In lieu of the winter weather prognostication of the late Willard Jones, we are forced to rely on the National Weather Service.|
Most of the United States can look forward to a mild winter with above-average temperatures, particularly in Alaska, Hawaii and the northern and western states, says NWS.
Below-average temperatures are expected to be scarce in every part of the U.S., but there's likely to be plenty of snow or rain, with wetter-than-average conditions predicted for the southern part of the country and up into the mid-Atlantic states.
Northern Florida and southern Georgia have the highest probability of experiencing a wetter-than-average winter, according to the report.
Though El Niño is still taking shape, there's a very good chance — about 70 to 75 percent — that it will emerge over the next few months and persist through the winter.
This phenomenon heats the air above the water and sets up a feedback loop between the sea and the atmosphere, which can dramatically impact weather patterns.

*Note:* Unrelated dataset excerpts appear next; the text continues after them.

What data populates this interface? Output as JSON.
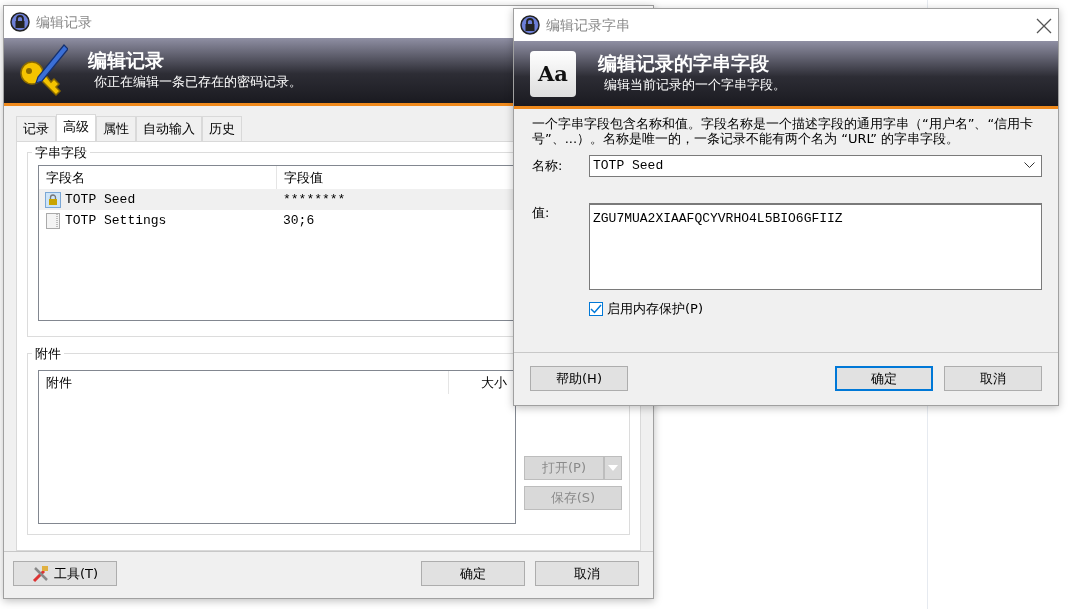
{
  "main_window": {
    "title": "编辑记录",
    "banner": {
      "title": "编辑记录",
      "subtitle": "你正在编辑一条已存在的密码记录。"
    },
    "tabs": [
      {
        "label": "记录",
        "selected": false
      },
      {
        "label": "高级",
        "selected": true
      },
      {
        "label": "属性",
        "selected": false
      },
      {
        "label": "自动输入",
        "selected": false
      },
      {
        "label": "历史",
        "selected": false
      }
    ],
    "string_fields": {
      "legend": "字串字段",
      "columns": [
        "字段名",
        "字段值"
      ],
      "rows": [
        {
          "name": "TOTP Seed",
          "value": "********",
          "protected": true,
          "selected": true
        },
        {
          "name": "TOTP Settings",
          "value": "30;6",
          "protected": false,
          "selected": false
        }
      ]
    },
    "attachments": {
      "legend": "附件",
      "columns": [
        "附件",
        "大小"
      ]
    },
    "side_buttons": [
      {
        "label": "打开(P)",
        "disabled": true,
        "kind": "split"
      },
      {
        "label": "保存(S)",
        "disabled": true,
        "kind": "plain"
      }
    ],
    "footer": {
      "tools_button": "工具(T)",
      "ok_button": "确定",
      "cancel_button": "取消"
    }
  },
  "dialog": {
    "title": "编辑记录字串",
    "banner": {
      "icon_text": "Aa",
      "title": "编辑记录的字串字段",
      "subtitle": "编辑当前记录的一个字串字段。"
    },
    "description": "一个字串字段包含名称和值。字段名称是一个描述字段的通用字串（“用户名”、“信用卡号”、...）。名称是唯一的，一条记录不能有两个名为 “URL” 的字串字段。",
    "name_label": "名称:",
    "name_value": "TOTP Seed",
    "value_label": "值:",
    "value": "ZGU7MUA2XIAAFQCYVRHO4L5BIO6GFIIZ",
    "protect": {
      "label": "启用内存保护(P)",
      "checked": true
    },
    "buttons": [
      {
        "label": "帮助(H)",
        "default": false
      },
      {
        "label": "确定",
        "default": true
      },
      {
        "label": "取消",
        "default": false
      }
    ]
  }
}
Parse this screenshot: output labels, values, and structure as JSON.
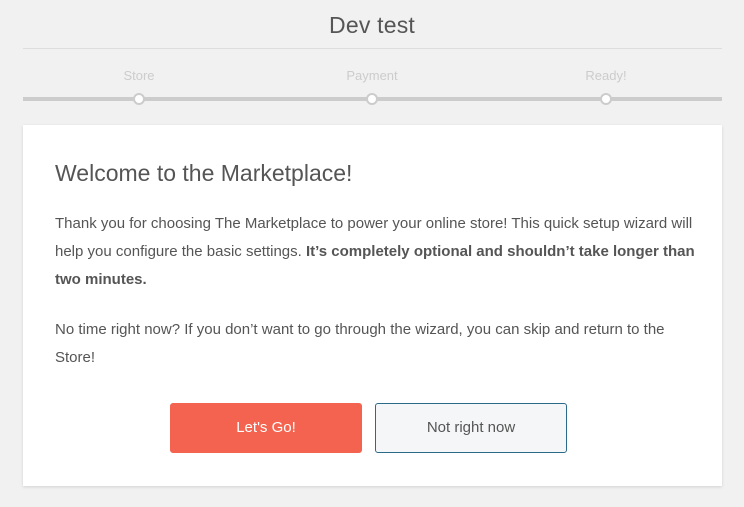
{
  "header": {
    "site_title": "Dev test"
  },
  "steps": [
    {
      "label": "Store"
    },
    {
      "label": "Payment"
    },
    {
      "label": "Ready!"
    }
  ],
  "card": {
    "heading": "Welcome to the Marketplace!",
    "intro_text": "Thank you for choosing The Marketplace to power your online store! This quick setup wizard will help you configure the basic settings. ",
    "intro_bold": "It’s completely optional and shouldn’t take longer than two minutes.",
    "skip_text": "No time right now? If you don’t want to go through the wizard, you can skip and return to the Store!"
  },
  "buttons": {
    "primary_label": "Let's Go!",
    "secondary_label": "Not right now"
  },
  "colors": {
    "primary_button": "#f4634f",
    "secondary_border": "#2c6a8a",
    "background": "#f1f1f1",
    "step_inactive": "#cccccc"
  }
}
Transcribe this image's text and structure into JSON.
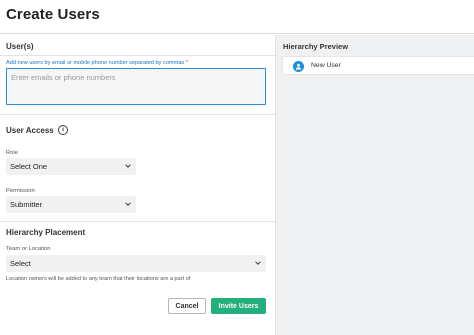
{
  "header": {
    "title": "Create Users"
  },
  "users_section": {
    "title": "User(s)",
    "hint": "Add new users by email or mobile phone number separated by commas",
    "required_mark": "*",
    "input_placeholder": "Enter emails or phone numbers",
    "input_value": ""
  },
  "access_section": {
    "title": "User Access",
    "info_icon": "info-icon",
    "role_label": "Role",
    "role_value": "Select One",
    "permission_label": "Permission",
    "permission_value": "Submitter"
  },
  "hierarchy_section": {
    "title": "Hierarchy Placement",
    "team_label": "Team or Location",
    "team_value": "Select",
    "note": "Location owners will be added to any team that their locations are a part of"
  },
  "actions": {
    "cancel_label": "Cancel",
    "invite_label": "Invite Users"
  },
  "preview": {
    "title": "Hierarchy Preview",
    "user_label": "New User",
    "user_icon": "user-avatar-icon"
  },
  "colors": {
    "accent_blue": "#2a8fd6",
    "primary_green": "#23b07d",
    "required_red": "#d32f2f",
    "panel_gray": "#f0f1f3"
  }
}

A powerful El Niño can bring unusually warm winter temperatures to the U.S. The winter of 2015 to 2016, which took place during the strongest El Niño in 60 years, was the warmest winter on record for the continental U.S.
However, this year's El Niño is anticipated to be much weaker.
Willard Jones was often frustrated with long drawn out TV forecasts, saying, "After you watched, you couldn't cipher what the weather was going to be," alluding to the good old days when the weather man would just say "rain."
Willard's winter weather forecasts always said, "It's going to get really cold in February.